Recruiters by and large expect a bit of decoration laced with brazen lies. There is nothing one can do about it more than reject the candidate at the time of the interview or withdraw the offer if an offer is made. The process of recruitment and resume screening is getting increasingly templated, and the resumes are also becoming just as templated to match them. Once my HR Manager was seemingly frustrated because the shortlisted candidates were failing at the technical interview. It then occurred to me that great resumes need deeper scrutiny with some suspicion. Some better resumes may not have been written by the candidates themselves, or written in pre-designed templates, or worse still ghostwritten by professional and paid resume writers. I remembered that a couple of candidates wrote the same paragraphs on their career objectives and could not elaborate on what they meant by it when asked. So, I imagined that some of the bad or discarded resumes might have honest resumes in the bunch. It is difficult to find an extremely honest one with no exaggerations.
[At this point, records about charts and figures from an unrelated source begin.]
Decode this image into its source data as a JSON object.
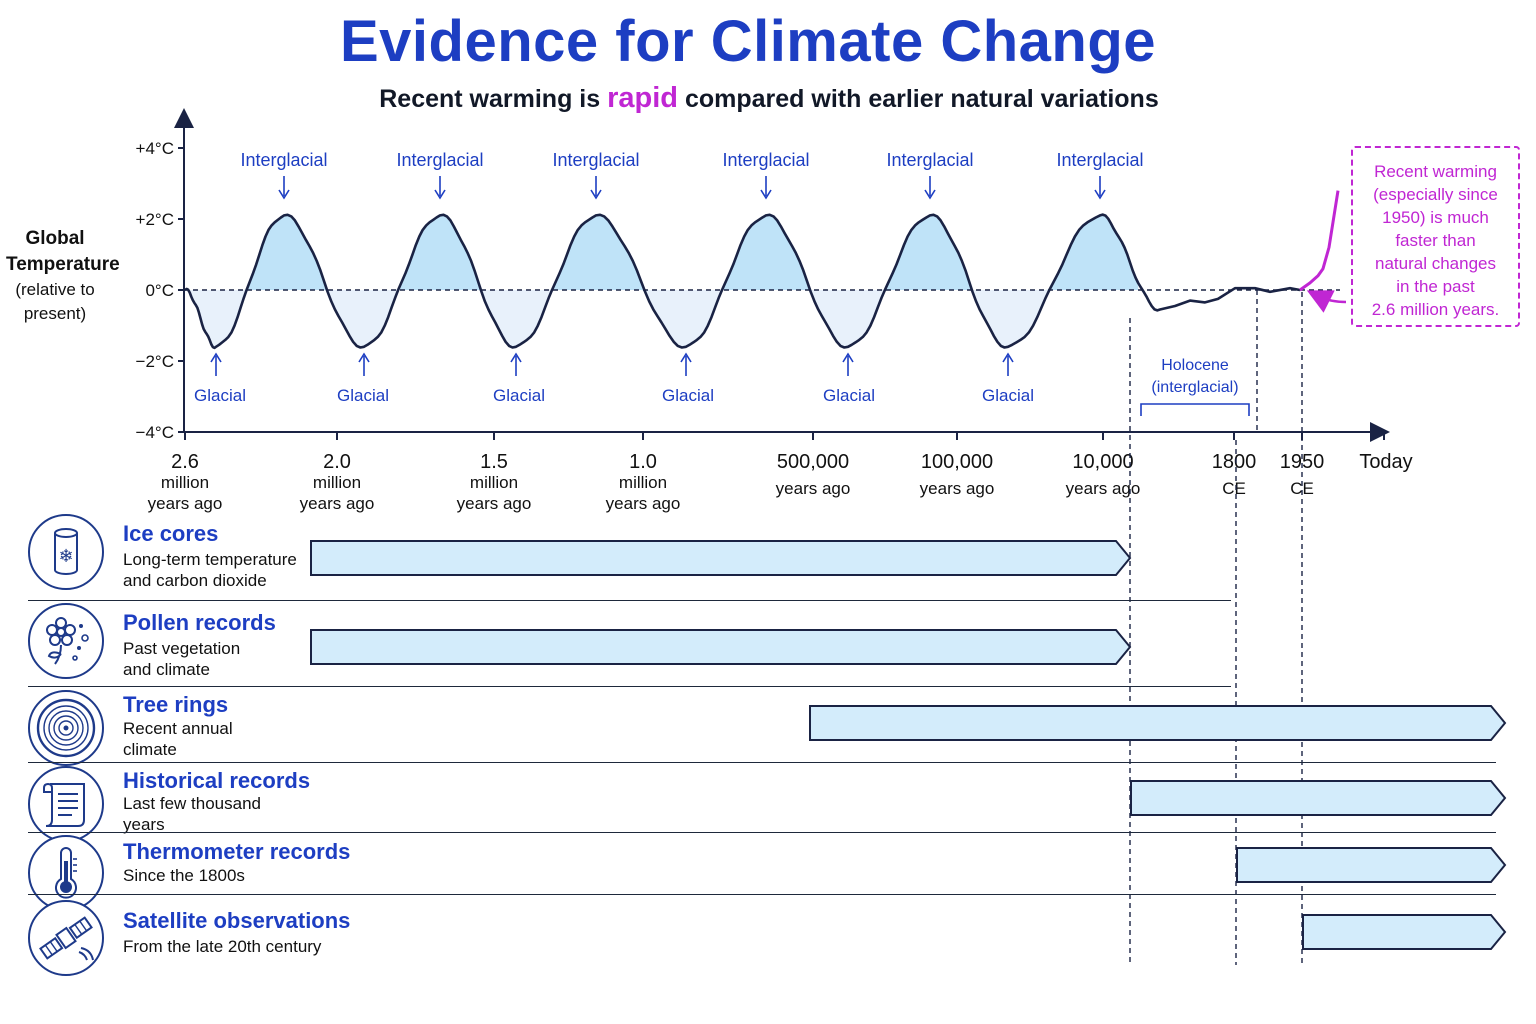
{
  "title": "Evidence for Climate Change",
  "subtitle": {
    "before": "Recent warming is ",
    "highlight": "rapid",
    "after": " compared with earlier natural variations"
  },
  "y_axis": {
    "label_line1": "Global",
    "label_line2": "Temperature",
    "label_line3": "(relative to",
    "label_line4": "present)"
  },
  "callout": {
    "lines": [
      "Recent warming",
      "(especially since",
      "1950) is much",
      "faster than",
      "natural changes",
      "in the past",
      "2.6 million years."
    ]
  },
  "holocene": {
    "line1": "Holocene",
    "line2": "(interglacial)"
  },
  "cycle_labels": {
    "peak": "Interglacial",
    "trough": "Glacial"
  },
  "proxies": [
    {
      "name": "Ice cores",
      "desc_lines": [
        "Long-term temperature",
        "and carbon dioxide"
      ],
      "icon": "ice-core-icon",
      "start": "2.0 million years ago",
      "end": "10,000 years ago"
    },
    {
      "name": "Pollen records",
      "desc_lines": [
        "Past vegetation",
        "and climate"
      ],
      "icon": "flower-pollen-icon",
      "start": "2.0 million years ago",
      "end": "10,000 years ago"
    },
    {
      "name": "Tree rings",
      "desc_lines": [
        "Recent annual",
        "climate"
      ],
      "icon": "tree-rings-icon",
      "start": "500,000 years ago",
      "end": "Today"
    },
    {
      "name": "Historical records",
      "desc_lines": [
        "Last few thousand",
        "years"
      ],
      "icon": "scroll-icon",
      "start": "10,000 years ago",
      "end": "Today"
    },
    {
      "name": "Thermometer records",
      "desc_lines": [
        "Since the 1800s"
      ],
      "icon": "thermometer-icon",
      "start": "1800 CE",
      "end": "Today"
    },
    {
      "name": "Satellite observations",
      "desc_lines": [
        "From the late 20th century"
      ],
      "icon": "satellite-icon",
      "start": "1950 CE",
      "end": "Today"
    }
  ],
  "colors": {
    "title": "#1d3ec2",
    "highlight": "#c026d3",
    "line": "#1a2344",
    "fill_warm": "#bfe3f8",
    "fill_cool": "#e8f1fb",
    "bar_fill": "#d3ecfb",
    "label_blue": "#1d3ec2"
  },
  "chart_data": {
    "type": "line",
    "title": "Evidence for Climate Change",
    "ylabel": "Global Temperature (relative to present)",
    "y_unit": "°C",
    "ylim": [
      -4,
      4
    ],
    "y_ticks": [
      {
        "value": 4,
        "label": "+4°C"
      },
      {
        "value": 2,
        "label": "+2°C"
      },
      {
        "value": 0,
        "label": "0°C"
      },
      {
        "value": -2,
        "label": "−2°C"
      },
      {
        "value": -4,
        "label": "−4°C"
      }
    ],
    "x_ticks": [
      {
        "label": [
          "2.6",
          "million",
          "years ago"
        ]
      },
      {
        "label": [
          "2.0",
          "million",
          "years ago"
        ]
      },
      {
        "label": [
          "1.5",
          "million",
          "years ago"
        ]
      },
      {
        "label": [
          "1.0",
          "million",
          "years ago"
        ]
      },
      {
        "label": [
          "500,000",
          "years ago"
        ]
      },
      {
        "label": [
          "100,000",
          "years ago"
        ]
      },
      {
        "label": [
          "10,000",
          "years ago"
        ]
      },
      {
        "label": [
          "1800",
          "CE"
        ]
      },
      {
        "label": [
          "1950",
          "CE"
        ]
      },
      {
        "label": [
          "Today"
        ]
      }
    ],
    "x_scale": "nonlinear (compressed toward present)",
    "glacial_cycles": {
      "peaks_interglacial_c": [
        2.1,
        2.1,
        2.1,
        2.1,
        2.1,
        2.1
      ],
      "troughs_glacial_c": [
        -1.6,
        -1.6,
        -1.6,
        -1.6,
        -1.6,
        -1.6
      ]
    },
    "holocene_c": {
      "range": [
        -0.6,
        0.1
      ]
    },
    "recent_warming_c": [
      0,
      0.2,
      0.4,
      0.6,
      1.2,
      2.8
    ],
    "annotations": [
      "Interglacial",
      "Glacial",
      "Holocene (interglacial)",
      "Recent warming (especially since 1950) is much faster than natural changes in the past 2.6 million years."
    ],
    "grid": false
  }
}
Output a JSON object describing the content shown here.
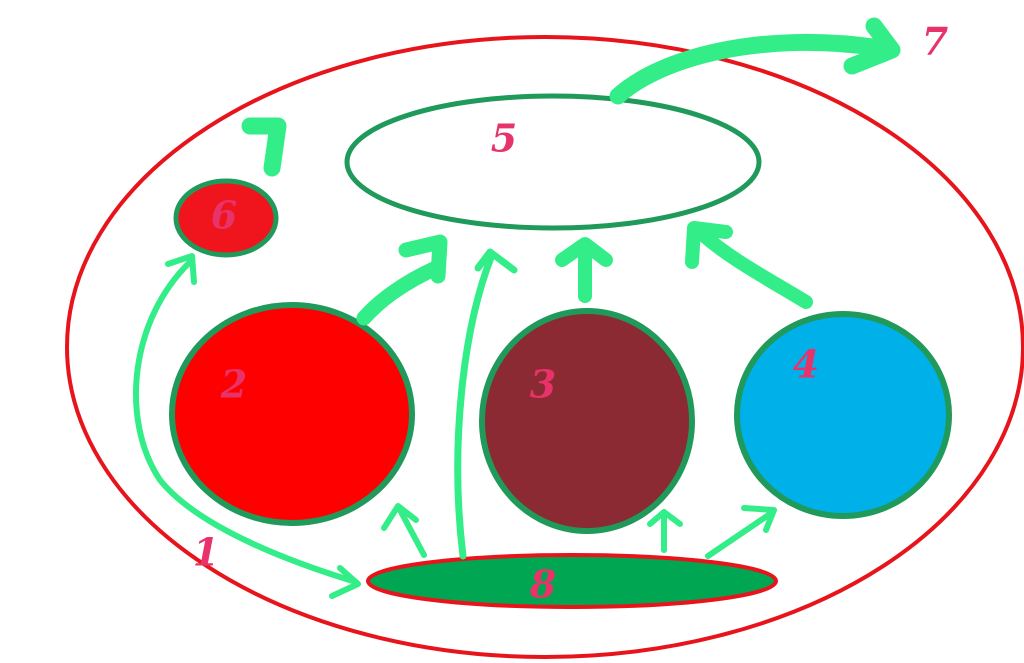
{
  "labels": {
    "l1": "1",
    "l2": "2",
    "l3": "3",
    "l4": "4",
    "l5": "5",
    "l6": "6",
    "l7": "7",
    "l8": "8"
  },
  "colors": {
    "outer_border": "#e8141c",
    "circle2_fill": "#ff0000",
    "circle3_fill": "#8b2a32",
    "circle4_fill": "#00b0e8",
    "circle6_fill": "#f0141c",
    "ellipse8_fill": "#00a651",
    "node_border": "#1f9a5a",
    "arrow_color": "#33ee88",
    "label_color": "#e8336a"
  }
}
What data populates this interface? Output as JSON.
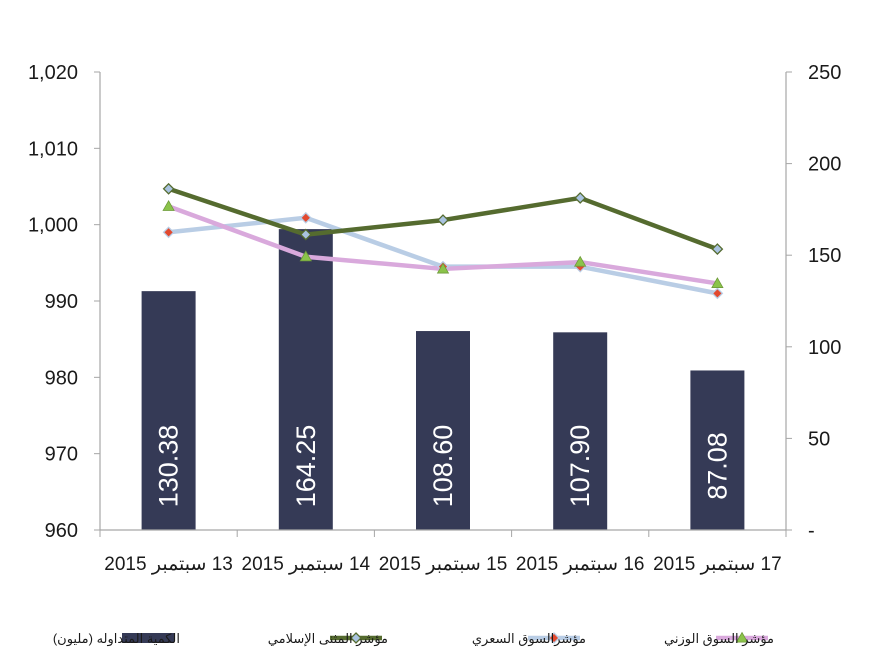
{
  "chart_data": {
    "type": "bar",
    "categories": [
      "13 سبتمبر 2015",
      "14 سبتمبر 2015",
      "15 سبتمبر 2015",
      "16 سبتمبر 2015",
      "17 سبتمبر 2015"
    ],
    "left_axis": {
      "min": 960,
      "max": 1020,
      "step": 10,
      "tick_labels": [
        "960",
        "970",
        "980",
        "990",
        "1,000",
        "1,010",
        "1,020"
      ]
    },
    "right_axis": {
      "min": 0,
      "max": 250,
      "step": 50,
      "tick_labels": [
        "-",
        "50",
        "100",
        "150",
        "200",
        "250"
      ]
    },
    "series": [
      {
        "name": "الكمية المتداوله (مليون)",
        "type": "bar",
        "axis": "right",
        "color": "#353a56",
        "values": [
          130.38,
          164.25,
          108.6,
          107.9,
          87.08
        ],
        "labels": [
          "130.38",
          "164.25",
          "108.60",
          "107.90",
          "87.08"
        ]
      },
      {
        "name": "مؤشر المثنى الإسلامي",
        "type": "line",
        "axis": "left",
        "color": "#556b2f",
        "marker": "diamond",
        "marker_fill": "#a9c3e0",
        "values": [
          1004.7,
          998.7,
          1000.6,
          1003.5,
          996.8
        ]
      },
      {
        "name": "مؤشرالسوق السعري",
        "type": "line",
        "axis": "left",
        "color": "#b9cde5",
        "marker": "diamond",
        "marker_fill": "#e2492f",
        "values": [
          999.0,
          1000.9,
          994.5,
          994.5,
          991.0
        ]
      },
      {
        "name": "مؤشر السوق الوزني",
        "type": "line",
        "axis": "left",
        "color": "#d9a9dc",
        "marker": "triangle",
        "marker_fill": "#8bc34a",
        "values": [
          1002.4,
          995.8,
          994.2,
          995.1,
          992.3
        ]
      }
    ],
    "grid": false,
    "legend": "bottom"
  }
}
One of the rejected resumes caught my eye. He randomly filled college marks as 99.7%. When I called him, it turned out that he was a university topper. He agreed to see us the same evening. Our Technical Head and I were bowled over by the kind of learning he was doing in whichever way he could afford. His work experience was of little consequence, and we ignored it. I offered to pay for some of the courses he wanted to do if he joined us. He later turned out to be our smartest hacker and problem solver. A catch we got by bending our hiring process.
Nowadays AI is bringing seismic changes in the hiring process with tracking systems of applicants. In some ways, AI reduces biases and makes hiring fair. But I fear a highly mechanized process reduces human judgment. I don’t have much experience in hiring but my odd ability to pierce through the smokescreen and pull out the best person has brought me good results many times. The ‘H’ in HR is there for a purpose.